Declaring that the pandemic is over will inevitably lead people to a sense of complacency that infectious disease experts believe is premature. Even if we’re moving toward a reality in which COVID-19 becomes more like the flu, with an annual (or more frequent) shot, COVID-19 still causes far more infections and deaths than flu does on average. The truth is that the Omicron variant, and its latest subvariants, BA.4 and BA.5, are highly contagious. And while they don’t seem to be causing more serious disease, here’s the thing about viruses: the more infections a virus causes, and the more hosts it infects, the more chances it has to replicate. And every time it makes more copies of itself, it can generate mutations. The more mutations are generated, the more likely it might be that one or a few of those mutations could lead to a more virulent version that does cause more severe illness.
The threat from COVID-19 is certainly not the same as it once was, and vaccines and antiviral treatments have changed that. Those have been made available in the U.S. because the government declared COVID-19 a state of public health emergency, which allowed Congress to dedicate funds to provide those shots and therapies for free to the American public. The Department of Health and Human Services (HHS) recently renewed that designation until at least the end of October, and the WHO has not yet declared victory over COVID-19 either.
Declaring the pandemic over could jeopardize that continued funding, just when it might be needed most, to vaccinate people with the first Omicron booster before the winter. “When the administration is trying to get new money from Congress for COVID-19, it just seems like an ill-timed and inaccurate message,” says Toner. Already, the HHS has shifted funds from other health services to provide these booster at no cost to the public, according to Secretary Xavier Becerra during a recent briefing.

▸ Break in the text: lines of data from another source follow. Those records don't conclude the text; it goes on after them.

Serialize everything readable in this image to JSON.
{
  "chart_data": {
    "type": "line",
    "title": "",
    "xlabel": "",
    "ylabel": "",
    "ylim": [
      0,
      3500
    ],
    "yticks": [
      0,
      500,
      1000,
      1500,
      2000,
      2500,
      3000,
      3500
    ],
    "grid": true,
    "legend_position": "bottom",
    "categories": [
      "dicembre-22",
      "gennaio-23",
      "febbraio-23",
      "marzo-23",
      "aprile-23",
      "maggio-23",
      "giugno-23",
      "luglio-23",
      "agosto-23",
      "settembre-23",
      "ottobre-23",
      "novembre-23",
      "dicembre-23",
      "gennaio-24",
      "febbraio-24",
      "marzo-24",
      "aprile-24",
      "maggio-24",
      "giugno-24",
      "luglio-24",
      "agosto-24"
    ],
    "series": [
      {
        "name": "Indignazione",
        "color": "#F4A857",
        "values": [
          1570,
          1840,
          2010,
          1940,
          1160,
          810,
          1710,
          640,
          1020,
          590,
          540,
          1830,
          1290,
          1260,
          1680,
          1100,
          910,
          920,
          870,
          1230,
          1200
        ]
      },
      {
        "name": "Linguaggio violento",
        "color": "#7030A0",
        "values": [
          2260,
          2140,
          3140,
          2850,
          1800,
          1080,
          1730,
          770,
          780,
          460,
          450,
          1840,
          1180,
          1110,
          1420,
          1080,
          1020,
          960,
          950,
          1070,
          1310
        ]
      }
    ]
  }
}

When will COVID-19 be over? There are no strict definitions for what constitutes a pandemic, nor for when it has run its course. The scale of the disease, in terms of its range around the world, is among the primary criteria for declaring a pandemic, and similarly, declines in cases and spread of illness would factor into its completion. But those decisions are as much economic as they are epidemiological—as a pandemic, COVID-19 will cost the global economy $12.5 trillion by 2024, according to the latest estimates from the International Monetary Fund. And that funding has strained governments around the world, both in the developed and developing world; if COVID-19 is no longer a pandemic, that would mean governments might be less obligated to dedicate significant resources toward things like testing, vaccine programs, and treatments. And with the White House taking the lead in declaring the pandemic over, that might encourage governors of states who are already inclined to limit COVID-19 response measures to eliminate them altogether. That in turn could lead to lower protection as more people who aren’t boosted gather indoors, unmasked, during the colder weather when viruses spread more easily.
This winter will be an important one when it comes to seeing where the pandemic goes from here—with a new, more closely matched booster to the Omicron variant, it could continue to decline, getting closer to behaving like influenza. Or, if people believe that they don’t have to worry about COVID-19 any more, Omicron, or even a yet-to-named variant, could lead to another surge in cases.